Interview de Julien Gourdon : Economiste au CEPII

Julien Gourdon

Economiste au CEPII

Zone de libre-échange : il y a des lignes jaunes que la Commission européenne n'est pas prête à franchir

Publié le 11 Mars 2013

L’idée d’une zone de libre-échange entre l’Europe et les Etats-Unis n’est pas nouvelle. Pourquoi ressurgit-elle aujourd’hui ?
Depuis cinq ans, les négociations multilatérales à l’OMC (Organisation mondiale du commerce) sont au point mort. Chacun de son côté, les grands pays industrialisés ont relancé les négociations bilatérales pour permettre à leurs entreprises d’accéder à de nouveaux marchés. Les Etats-Unis ont noué des accords commerciaux avec les pays d’Asie-Pacifique. L’UE a fait de même avec les pays de la Méditerranée, certains pays africains, la Corée du Sud, le Canada et peut être bientôt le Japon.
Malgré ces accords l’Union européenne et les Etats-Unis restent, l’un pour l’autre, le principal partenaire commercial. Il est logique qu’ils pensent à consolider cette relation dans le contexte actuel de compétition globale et d’émergence rapide de nouveaux acteurs. L’enjeu n’est pas seulement de développer leurs échanges, mais aussi de maintenir un leadership. Si les deux blocs parviennent à s’accorder sur les même standards, notamment environnementaux et sociaux, il y a de grandes chances qu’ils puissent les imposer au reste du monde (ndlr : les USA et l’UE représentent encore la moitié du PIB mondial).

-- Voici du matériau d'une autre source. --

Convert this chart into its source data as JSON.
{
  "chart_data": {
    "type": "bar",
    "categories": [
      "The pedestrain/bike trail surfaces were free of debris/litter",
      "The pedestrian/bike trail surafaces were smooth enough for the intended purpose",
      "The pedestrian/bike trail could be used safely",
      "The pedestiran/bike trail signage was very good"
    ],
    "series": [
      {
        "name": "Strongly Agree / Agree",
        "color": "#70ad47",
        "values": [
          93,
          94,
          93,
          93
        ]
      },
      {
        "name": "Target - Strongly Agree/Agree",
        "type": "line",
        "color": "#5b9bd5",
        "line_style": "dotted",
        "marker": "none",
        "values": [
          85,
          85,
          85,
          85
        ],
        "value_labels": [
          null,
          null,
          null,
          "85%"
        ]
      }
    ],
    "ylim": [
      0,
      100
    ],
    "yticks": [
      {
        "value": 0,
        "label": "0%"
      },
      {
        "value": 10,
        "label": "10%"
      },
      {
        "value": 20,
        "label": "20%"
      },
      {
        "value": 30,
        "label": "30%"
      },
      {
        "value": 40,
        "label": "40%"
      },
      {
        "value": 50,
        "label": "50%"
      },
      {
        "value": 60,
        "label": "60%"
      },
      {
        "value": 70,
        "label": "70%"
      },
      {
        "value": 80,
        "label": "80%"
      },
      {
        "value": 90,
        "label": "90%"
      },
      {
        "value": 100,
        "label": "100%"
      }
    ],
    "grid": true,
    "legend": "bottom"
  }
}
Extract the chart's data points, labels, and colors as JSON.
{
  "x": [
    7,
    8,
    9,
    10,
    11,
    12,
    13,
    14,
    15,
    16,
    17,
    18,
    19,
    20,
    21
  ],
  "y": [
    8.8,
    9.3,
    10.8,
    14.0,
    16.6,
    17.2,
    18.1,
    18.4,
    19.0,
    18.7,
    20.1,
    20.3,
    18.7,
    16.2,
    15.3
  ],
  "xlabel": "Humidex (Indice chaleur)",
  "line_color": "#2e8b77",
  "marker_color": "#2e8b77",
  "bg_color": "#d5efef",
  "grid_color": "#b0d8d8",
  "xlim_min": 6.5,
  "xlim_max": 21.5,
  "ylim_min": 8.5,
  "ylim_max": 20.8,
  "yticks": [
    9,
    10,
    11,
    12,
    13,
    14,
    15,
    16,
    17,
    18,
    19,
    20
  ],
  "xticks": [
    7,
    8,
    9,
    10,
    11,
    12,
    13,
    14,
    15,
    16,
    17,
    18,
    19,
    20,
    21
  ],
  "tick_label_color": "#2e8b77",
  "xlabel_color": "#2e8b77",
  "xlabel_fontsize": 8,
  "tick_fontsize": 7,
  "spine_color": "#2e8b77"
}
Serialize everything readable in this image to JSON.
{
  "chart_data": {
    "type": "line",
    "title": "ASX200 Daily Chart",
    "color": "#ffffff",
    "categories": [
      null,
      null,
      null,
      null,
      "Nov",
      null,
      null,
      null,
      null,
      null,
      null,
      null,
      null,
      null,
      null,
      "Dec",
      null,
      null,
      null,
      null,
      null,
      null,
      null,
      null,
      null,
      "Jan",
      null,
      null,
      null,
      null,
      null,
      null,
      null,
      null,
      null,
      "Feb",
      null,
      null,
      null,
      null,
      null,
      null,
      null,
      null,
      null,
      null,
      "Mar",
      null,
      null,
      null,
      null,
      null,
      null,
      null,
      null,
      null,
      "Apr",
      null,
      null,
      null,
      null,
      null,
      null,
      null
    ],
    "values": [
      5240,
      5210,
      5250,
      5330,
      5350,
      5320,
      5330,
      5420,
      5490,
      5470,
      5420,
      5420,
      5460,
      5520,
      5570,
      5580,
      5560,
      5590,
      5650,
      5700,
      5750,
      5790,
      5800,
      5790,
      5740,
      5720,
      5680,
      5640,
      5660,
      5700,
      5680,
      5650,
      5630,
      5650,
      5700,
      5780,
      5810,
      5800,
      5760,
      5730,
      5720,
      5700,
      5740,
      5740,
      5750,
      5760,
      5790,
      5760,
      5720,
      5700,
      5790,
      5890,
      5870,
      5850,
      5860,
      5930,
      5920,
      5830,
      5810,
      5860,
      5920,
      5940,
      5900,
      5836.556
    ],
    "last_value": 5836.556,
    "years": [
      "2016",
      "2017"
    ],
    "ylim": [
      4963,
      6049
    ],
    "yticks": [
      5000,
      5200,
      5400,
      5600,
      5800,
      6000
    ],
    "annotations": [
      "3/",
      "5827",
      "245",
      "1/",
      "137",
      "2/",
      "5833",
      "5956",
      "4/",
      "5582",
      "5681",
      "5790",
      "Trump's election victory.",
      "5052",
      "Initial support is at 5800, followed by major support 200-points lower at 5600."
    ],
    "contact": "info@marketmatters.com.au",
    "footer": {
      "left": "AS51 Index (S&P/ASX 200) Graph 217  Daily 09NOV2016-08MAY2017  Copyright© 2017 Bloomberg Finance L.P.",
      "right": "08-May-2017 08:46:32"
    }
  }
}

C’est pourquoi je pense que les négociations ont de bonnes chances d’aboutir.

Le CEPII a été chargé par Bercy de calculer les gains potentiels d’un tel accord. Quelles sont vos conclusions ?

De nombreux pays membres de l’UE ont fait des études sur le sujet. Toutes concluent qu’une zone de libre-échange apporterait un surcroît de richesse. D’après nos calculs, les deux blocs y gagneraient en termes d'export (entre 2 et 8% d'augmentation par rapport à un scénario sans accord) et de PIB (entre 0,5 et 1,5% selon les scénarios). L’ampleur des gains dépend du champ des négociations. Une simple libéralisation tarifaire n’entrainerait que de très faibles gains : les droits de douane entre les deux pays sont déjà assez faibles et ne constituent pas le principal obstacle aux importations. Il convient de négocier sur les barrières aux échanges « après la frontière », comme les normes de fabrication, car c’est la principale friction aujourd’hui dans le commerce transatlantique. Elles équivaudraient, selon certaines études, à des barrières tarifaires de l’ordre de 30- 35% dans l’agriculture et de 20% dans certains secteurs de l’industrie.

N’y-a-t-il pas justement un besoin de protection, notamment dans le domaine de l’agriculture ?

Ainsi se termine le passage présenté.